Fun Facts About AROS

Before I got sidetracked by writing dozens of posts about the things I’d been posting to Twitter before I deleted my Twitter account because of Elon Musk, I was really excited about my plan to port AROS, the open-source clone of AmigaOS, to run on QEMU’s Mac Quadra 800 emulation, as a stepping-stone to running on Stefany Allaire’s extremely cool A2560K-040V retro computer.

First, I need to complain about a bug that may be specific to me, or it may not be. There are instructions on the Web for how to run various versions of Mac OS Classic for 680×0 on QEMU’s Mac Quadra 800 emulation, but I can’t even get the Mac Toolbox ROM to finish its self-test. Is the emulation simply too fast these days? Timing is the only explanation I can think of, and I’m wondering if the people who did get it running, whichever fork of QEMU they’re using, have slower PCs than I do. Any ideas?

So why is AROS cool and interesting? First, why is AmigaOS interesting? It’s a real-time preemptive-multitasking message-passing OS, which is ideal for multimedia and embedded applications, and also offered more power than competing OS’s with cooperative multitasking, such as Windows 3.x, RISC OS, and MacOS. The only downside is that there’s no separation of processes into separate address spaces (this only became possible when later 680×0 CPUs added memory-management units), so one badly-written app can crash the whole OS.

AROS is relatively easy to use. The only quirk compared to modern GUIs is that you have to hold down the right mouse button to display the pull-down menu at the top of the screen, and then release the button when you’ve highlighted the command you want. It’s still easier to explain and get used to than something like RISC OS, with its use of all three mouse buttons.

AROS, unlike Commodore’s AmigaOS, or the AmigaOS 4.x fork that runs on PowerPC “Amiga” systems, is both open-source (no Commodore code) and has been ported to ARM and x86 PCs (32-bit and 64-bit), as well as running on the original Amiga machines. It’s not a perfect substitute, but it can run the same apps, more or less. It’s only binary-compatible with m68k Amiga apps on the m68k version, so the PC and other versions of AROS need to have their own native versions of any apps you’d like to run. Fortunately, there’s a multi-platform cross-compilation system that I’ll need to learn how to use.

So far, I’ve created an “arch/m68k-mac” directory in my fork of the AROS repo, which I’m customizing to create a 1MB Mac ROM suitable for booting QEMU with. Since I can’t boot Apple’s Quadra 800 ROM, this will be an interesting test to see how well the emulation works from a cold start.

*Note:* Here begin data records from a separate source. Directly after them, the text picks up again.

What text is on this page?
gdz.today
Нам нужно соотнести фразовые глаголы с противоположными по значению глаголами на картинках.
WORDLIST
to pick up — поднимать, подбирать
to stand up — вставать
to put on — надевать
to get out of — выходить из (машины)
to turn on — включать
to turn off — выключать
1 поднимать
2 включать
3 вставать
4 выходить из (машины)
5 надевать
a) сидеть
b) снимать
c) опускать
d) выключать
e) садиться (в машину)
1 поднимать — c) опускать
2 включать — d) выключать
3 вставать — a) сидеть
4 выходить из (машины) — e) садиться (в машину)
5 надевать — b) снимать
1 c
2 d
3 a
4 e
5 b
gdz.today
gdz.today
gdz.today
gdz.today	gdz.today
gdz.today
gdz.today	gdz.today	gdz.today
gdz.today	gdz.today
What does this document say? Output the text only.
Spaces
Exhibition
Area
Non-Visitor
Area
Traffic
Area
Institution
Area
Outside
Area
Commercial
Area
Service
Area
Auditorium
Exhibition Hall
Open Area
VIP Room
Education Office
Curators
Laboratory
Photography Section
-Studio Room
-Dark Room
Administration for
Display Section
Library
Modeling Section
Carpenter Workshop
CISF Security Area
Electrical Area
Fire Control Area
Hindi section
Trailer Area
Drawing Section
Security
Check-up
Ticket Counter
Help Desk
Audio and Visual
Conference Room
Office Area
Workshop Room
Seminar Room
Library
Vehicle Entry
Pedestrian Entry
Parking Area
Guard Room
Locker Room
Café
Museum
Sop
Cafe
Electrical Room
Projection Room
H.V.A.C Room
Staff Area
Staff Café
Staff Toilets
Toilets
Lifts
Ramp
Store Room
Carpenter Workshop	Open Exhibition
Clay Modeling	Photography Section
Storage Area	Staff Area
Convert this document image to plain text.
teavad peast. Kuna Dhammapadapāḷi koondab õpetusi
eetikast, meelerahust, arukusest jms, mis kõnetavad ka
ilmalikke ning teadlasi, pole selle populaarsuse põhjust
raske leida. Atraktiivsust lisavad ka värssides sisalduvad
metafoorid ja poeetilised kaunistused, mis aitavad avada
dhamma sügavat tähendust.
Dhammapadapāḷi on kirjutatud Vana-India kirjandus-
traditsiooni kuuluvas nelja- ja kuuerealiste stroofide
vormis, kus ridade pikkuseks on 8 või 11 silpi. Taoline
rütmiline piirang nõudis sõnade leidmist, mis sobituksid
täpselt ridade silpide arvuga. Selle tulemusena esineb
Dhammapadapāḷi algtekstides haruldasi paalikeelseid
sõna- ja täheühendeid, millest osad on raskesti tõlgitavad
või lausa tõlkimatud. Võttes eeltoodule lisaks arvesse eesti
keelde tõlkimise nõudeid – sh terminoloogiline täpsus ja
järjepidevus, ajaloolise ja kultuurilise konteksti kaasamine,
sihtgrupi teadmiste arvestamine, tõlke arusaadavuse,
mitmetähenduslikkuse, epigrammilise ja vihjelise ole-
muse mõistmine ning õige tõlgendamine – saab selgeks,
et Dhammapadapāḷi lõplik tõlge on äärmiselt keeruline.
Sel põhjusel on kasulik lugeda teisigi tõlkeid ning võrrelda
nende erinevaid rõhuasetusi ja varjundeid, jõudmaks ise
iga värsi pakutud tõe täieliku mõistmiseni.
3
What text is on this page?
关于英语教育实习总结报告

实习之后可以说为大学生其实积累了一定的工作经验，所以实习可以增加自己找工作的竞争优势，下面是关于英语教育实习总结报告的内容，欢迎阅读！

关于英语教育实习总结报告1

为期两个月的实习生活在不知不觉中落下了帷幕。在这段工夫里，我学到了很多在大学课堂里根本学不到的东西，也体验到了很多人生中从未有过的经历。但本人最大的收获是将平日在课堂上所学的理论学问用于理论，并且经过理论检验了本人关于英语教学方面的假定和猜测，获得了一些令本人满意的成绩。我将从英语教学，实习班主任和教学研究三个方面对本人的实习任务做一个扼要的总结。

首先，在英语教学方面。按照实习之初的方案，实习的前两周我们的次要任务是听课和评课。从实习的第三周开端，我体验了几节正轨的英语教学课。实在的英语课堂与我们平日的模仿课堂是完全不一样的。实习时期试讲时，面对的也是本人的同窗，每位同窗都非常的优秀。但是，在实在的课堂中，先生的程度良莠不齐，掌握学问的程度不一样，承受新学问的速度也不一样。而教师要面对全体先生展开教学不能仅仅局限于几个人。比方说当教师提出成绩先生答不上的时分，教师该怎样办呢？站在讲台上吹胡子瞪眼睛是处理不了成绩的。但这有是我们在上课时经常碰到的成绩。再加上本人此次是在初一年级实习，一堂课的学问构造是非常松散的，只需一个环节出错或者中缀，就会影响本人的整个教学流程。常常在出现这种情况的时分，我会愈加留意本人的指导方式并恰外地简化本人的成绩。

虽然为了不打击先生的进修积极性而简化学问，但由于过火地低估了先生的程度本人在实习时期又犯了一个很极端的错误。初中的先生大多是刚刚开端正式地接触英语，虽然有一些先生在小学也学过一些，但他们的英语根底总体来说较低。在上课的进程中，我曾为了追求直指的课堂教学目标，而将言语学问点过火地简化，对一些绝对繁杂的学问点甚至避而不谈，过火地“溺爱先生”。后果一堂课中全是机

I’m not going to wait until I’m finished to commit to my GitHub AROS repo, but I do want to get to an important milestone before I make my first commit. I need to get the serial port output running so I can see debug output, and I believe I can wire up color palette index 0 to function in the same way as the Amiga changes the screen background color to indicate the progression of early boot.

I have successfully built and tested the Amiga m68k version of the code from my fork of the repo, so I’m confident that once I get the VIA IRQ and timer code running, the frame buffer wired up, and the ADB keyboard and mouse going, that will be exciting enough to motivate me to then get the floppy and SCSI drivers written so that I can boot AROS on my fake Mac Quadra 800.

The floppy driver will be customized to QEMU, because QEMU only supports a 1.44 MB PC-compatible disk format, and not the old proprietary 800KB Mac formats. Did you know that the original Macs changed the speed of the motor in order to fit more data on the outer tracks (which are longer, linearly, than the inner tracks)? Very strange. Amiga disks held 880KB, by using a proprietary disk layout that doesn’t have the inter-sector gaps that PC-compatible floppy controllers require. The Amiga is annoying because you have to encode/decode the MFM data yourself.

Writing the SCSI driver will be slightly annoying as well, but only because there aren’t any SCSI drivers in the AROS code base yet (if you use it on an Amiga with a SCSI controller, you have to supply your own scsi.device for it), and also because Apple’s goofy implementation doesn’t support the SCSI controller’s DMA feature, but instead something they call “pseudo-DMA”, where the CPU has to copy the data 32 bits at a time, just like you do with a non-DMA IDE controller. This is separate from the PIO (programmed I/O) mode that the SCSI controller supports: maybe it’s slightly faster than the PIO mode? Très bizarre.

I’m looking forward to writing more posts announcing my progress on this port.